The official launch of a vehicle-scrapping programme, the broad provisions for which were announced in March this year, by the prime minister at a business summit in Gujarat reflects its significance. It aims to fulfil the multiple mandate of stimulating the economy by stoking demand for new vehicles as many western economies did after 2008 and of reducing vehicular pollution in Indian towns and cities. On paper, the policy, otherwise known as Voluntary Vehicle Fleet Modernisation Programme, has the potential to achieve both aims.
First, it sets specific start dates for the programme: April 2023 for heavy commercial vehicles over 15 years old and June 2024 for private vehicles more than 20 years old. All vehicles over this age have to be off the road if they fail an automated fitness test. After that, they will be deregistered, which means they cannot run and the owner can choose to scrap them. The government policy has designed “nudge” incentives to encourage owners to scrap their “end-of-life” cars in the form of a break on registration charges on new vehicle purchases, a lower goods and services tax, a road tax rebate of up to 25 per cent for a new private vehicle, and 15 per cent for a commercial vehicle. At the same time, the policy seeks to disincentivise ownership of old vehicles that do pass the fitness test by imposing steep re-registration charges — road tax plus a green tax.
These sound intentions, however, are predicated on the fulfilment of several conditions, none of which can be taken for granted. The first is that the Motor Vehicles Act falls in the Concurrent List of the Constitution, so some of the tax breaks embedded in the policy will require the cooperation of the state governments, which levy annual or lifetime taxes on motor vehicles, and it is as yet unclear whether states are on board. Second, the country lacks the necessary eco-system, in the shape of automated fitness centres or sufficient scrapping centres. The government wants at least 718 fitness centres (i.e. one in each district) and has sanctioned 26 model centres at a cost of Rs 17 crore. Here, too, the cooperation of the states would be necessary. The creation of large-scale scrapping centres may be uncertain, too. Though a vibrant raddi industry exists for old vehicles, it is largely unorganised and piecemeal. An organised business linked to the policy will require large-scale logistics and real estate, which could limit the business to larger enterprises rather than micro, small, and medium enterprises.

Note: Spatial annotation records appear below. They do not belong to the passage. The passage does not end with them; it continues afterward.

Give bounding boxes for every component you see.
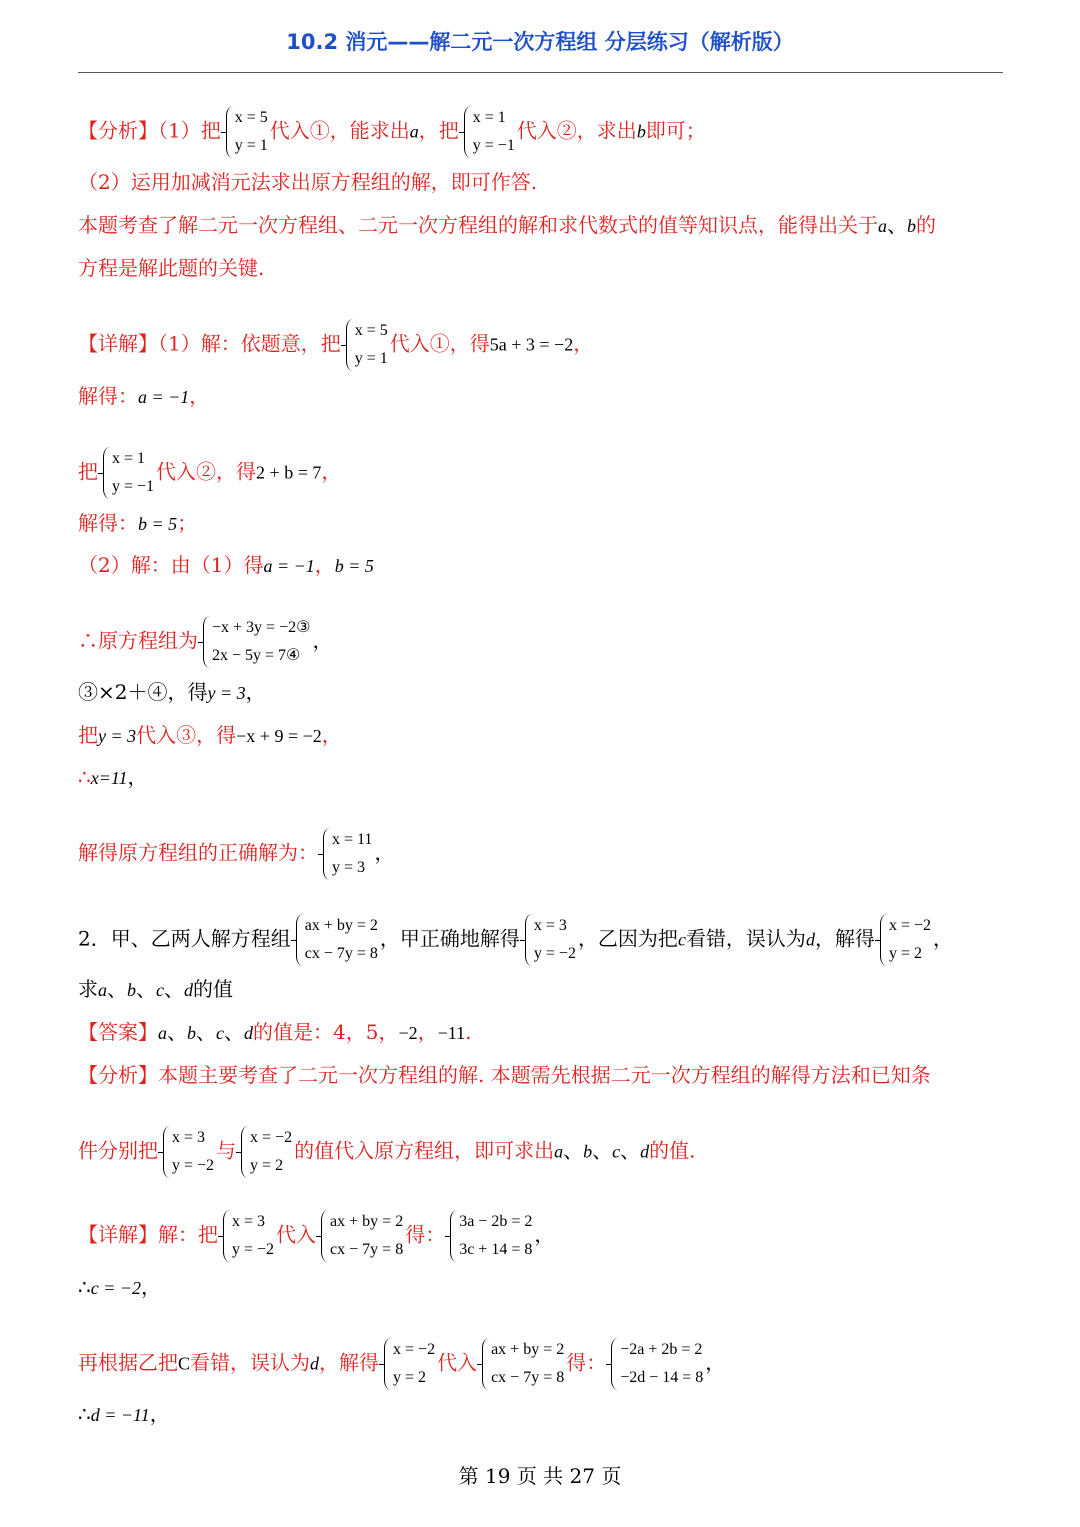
equation: 5a + 3 = −2 bbox=[489, 334, 574, 355]
answer-line: 【答案】a、b、c、d的值是：4，5，−2，−11. bbox=[78, 1020, 472, 1044]
header-rule bbox=[78, 72, 1003, 73]
equation: a = −1 bbox=[138, 387, 190, 407]
text: 代入②，求出 bbox=[516, 118, 637, 143]
system-substituted-2: −2a + 2b = 2 −2d − 14 = 8 bbox=[608, 1336, 703, 1392]
equation: b = 5 bbox=[334, 556, 374, 576]
text: ，把 bbox=[418, 118, 459, 143]
text: 即可； bbox=[645, 118, 706, 143]
analysis-line-2: （2）运用加减消元法求出原方程组的解，即可作答. bbox=[78, 170, 538, 194]
text: 【分析】（1）把 bbox=[78, 118, 221, 143]
analysis-2-line-2: 件分别把 x = 3 y = −2 与 x = −2 y = 2 的值代入原方程组，即可求出a、b、c、d的值. bbox=[78, 1124, 695, 1180]
equation: 2 + b = 7 bbox=[256, 462, 322, 483]
detail-2-line-2: ∴c = −2， bbox=[78, 1275, 162, 1299]
equation: y = 3 bbox=[98, 726, 137, 746]
system-x5-y1: x = 5 y = 1 bbox=[343, 317, 388, 373]
detail-line-1: 【详解】（1）解：依题意，把 x = 5 y = 1 代入①，得5a + 3 = −2， bbox=[78, 317, 593, 373]
equation: a = −1 bbox=[263, 556, 315, 576]
system-question: ax + by = 2 cx − 7y = 8 bbox=[318, 1208, 403, 1264]
system-jia-solution: x = 3 y = −2 bbox=[522, 912, 576, 968]
detail-2-line-4: ∴d = −11， bbox=[78, 1402, 170, 1426]
detail-line-3: 把 x = 1 y = −1 代入②，得2 + b = 7， bbox=[78, 445, 341, 501]
detail-line-7: ③×2＋④，得y = 3， bbox=[78, 680, 266, 704]
var-b: b bbox=[636, 121, 646, 142]
detail-line-5: （2）解：由（1）得a = −1，b = 5 bbox=[78, 553, 374, 577]
equation: y = 3 bbox=[207, 683, 246, 703]
equation: x=11 bbox=[90, 768, 128, 788]
system-x5-y1: x = 5 y = 1 bbox=[223, 104, 268, 160]
detail-2-line-3: 再根据乙把C看错，误认为d，解得 x = −2 y = 2 代入 ax + by = 2 cx − 7y = 8 得： −2a + 2b = 2 −2d − 14 = 8 ， bbox=[78, 1336, 725, 1392]
detail-line-6: ∴原方程组为 −x + 3y = −2③ 2x − 5y = 7④ ， bbox=[78, 614, 332, 670]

Of course, such centres are likely to have a ready business at hand by 2023-24. The government data shows that there are 5.1 million light motor vehicles more than 20 years old and 3.4 million over 15 years old. Another 1.7 million medium and heavy commercial vehicles ply without fitness certificates. For the policy to work, it is critical for the government to come up with clear incentives for scrapping centres so that they are up and running before the policy comes into effect. Without these, the policy, which has the potential to generate a decent level of unskilled-level employment, will end up like the e-vehicles policy, where the lack of recharging centres has constrained the expansion of the industry. The proof of this policy, therefore, will lie in the detail.